Acte II : Deuxième enfantement d’Ève.

L’acte commence par une procession de jeunes filles (scène 1). Après la fécondation (scène 2), sept garçons naissent l’un après l’autre, représentant chaque jour de la semaine (scène 3 : Re-naissance). Ils sont tous musicalement doués. Arrive Cœur de basset (par analogie avec l’instrument appelé Cor de basset) (scène 4 Chant d’Ève). Cœur de basset apprend la musique aux garçons, car « seule la musique peut sauver le monde ».

Acte III : Magie d’Ève.

Message (scène 1). Ève, représentée par Cœur de basset se regarde, penseuse, dans le miroir et demande « Miroir, mon cher miroir, dis-moi qui est la plus belle ». Des femmes arrivent, annonçant la venue d’un musicien d’une grande beauté. C’est Ave, un double inversé d’Ève (Ève se dit Eva en allemand), joueuse de flûte. Les deux faces d’Ève, Cœur de basset et Ave jouent ensemble amoureusement.

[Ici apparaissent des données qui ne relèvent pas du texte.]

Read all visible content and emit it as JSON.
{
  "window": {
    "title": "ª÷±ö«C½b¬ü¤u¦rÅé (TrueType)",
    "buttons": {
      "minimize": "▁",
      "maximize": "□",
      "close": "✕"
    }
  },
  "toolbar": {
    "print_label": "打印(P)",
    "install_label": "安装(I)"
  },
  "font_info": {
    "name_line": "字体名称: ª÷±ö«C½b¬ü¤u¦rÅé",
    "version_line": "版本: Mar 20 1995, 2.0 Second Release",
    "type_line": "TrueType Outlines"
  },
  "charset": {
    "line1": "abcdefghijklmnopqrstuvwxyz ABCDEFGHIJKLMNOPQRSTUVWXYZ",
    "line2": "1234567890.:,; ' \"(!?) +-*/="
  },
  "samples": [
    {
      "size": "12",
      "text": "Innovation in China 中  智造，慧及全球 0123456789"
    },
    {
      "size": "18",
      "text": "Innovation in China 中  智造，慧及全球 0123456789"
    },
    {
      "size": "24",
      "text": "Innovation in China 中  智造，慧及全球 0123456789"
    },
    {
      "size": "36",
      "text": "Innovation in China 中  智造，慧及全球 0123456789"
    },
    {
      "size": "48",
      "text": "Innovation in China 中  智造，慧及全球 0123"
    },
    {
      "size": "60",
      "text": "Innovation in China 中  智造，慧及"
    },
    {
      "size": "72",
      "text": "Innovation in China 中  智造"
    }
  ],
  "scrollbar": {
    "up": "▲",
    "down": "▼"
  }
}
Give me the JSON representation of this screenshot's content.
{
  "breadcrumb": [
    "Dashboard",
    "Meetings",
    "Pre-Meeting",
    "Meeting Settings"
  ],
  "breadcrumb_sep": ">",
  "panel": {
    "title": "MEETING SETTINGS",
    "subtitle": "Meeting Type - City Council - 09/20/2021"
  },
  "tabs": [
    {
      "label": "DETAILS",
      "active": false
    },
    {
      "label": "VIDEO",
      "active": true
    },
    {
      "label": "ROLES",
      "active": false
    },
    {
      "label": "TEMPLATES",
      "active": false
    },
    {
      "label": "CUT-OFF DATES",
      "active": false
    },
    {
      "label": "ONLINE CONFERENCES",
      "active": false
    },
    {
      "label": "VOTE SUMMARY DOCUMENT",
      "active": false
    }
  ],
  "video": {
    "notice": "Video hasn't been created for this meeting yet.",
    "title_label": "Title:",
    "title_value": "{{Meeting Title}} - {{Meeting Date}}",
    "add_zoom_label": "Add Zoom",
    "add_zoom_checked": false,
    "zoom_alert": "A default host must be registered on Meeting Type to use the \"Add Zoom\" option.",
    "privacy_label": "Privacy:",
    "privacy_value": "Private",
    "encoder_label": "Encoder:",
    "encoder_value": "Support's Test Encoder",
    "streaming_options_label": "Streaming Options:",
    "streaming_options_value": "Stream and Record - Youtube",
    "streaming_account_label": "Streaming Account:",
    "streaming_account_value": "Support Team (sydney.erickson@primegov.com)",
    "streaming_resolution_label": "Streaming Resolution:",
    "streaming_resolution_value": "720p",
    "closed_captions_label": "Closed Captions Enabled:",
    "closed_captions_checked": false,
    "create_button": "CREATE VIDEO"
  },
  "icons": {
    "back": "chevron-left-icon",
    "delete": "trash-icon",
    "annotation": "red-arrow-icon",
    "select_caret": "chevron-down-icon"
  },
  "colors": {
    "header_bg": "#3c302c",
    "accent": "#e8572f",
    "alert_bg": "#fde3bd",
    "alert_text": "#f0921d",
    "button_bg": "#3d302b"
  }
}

Le charmeur d’enfants (scène 2). Des enfants, attirés par Ave, arrivent, et le joueur de flûte leur apprend à son tour sa musique, qu’ils jouent en imitation. Ave a de plus en plus d’emprise sur les enfants et petit à petit les éloigne d’Ève.

Enlèvement (scène 3) : À la fin, Ave et les enfants atteignent les mondes supérieurs et, disparaissant dans les nuages, se transforment en chants d’oiseaux (extraordinaire chœur d’enfants). Ève, vieillie, se métamorphose en montagne. Quand les spectateurs quittent la salle, ils entendent encore une nuée d’enfants-oiseaux.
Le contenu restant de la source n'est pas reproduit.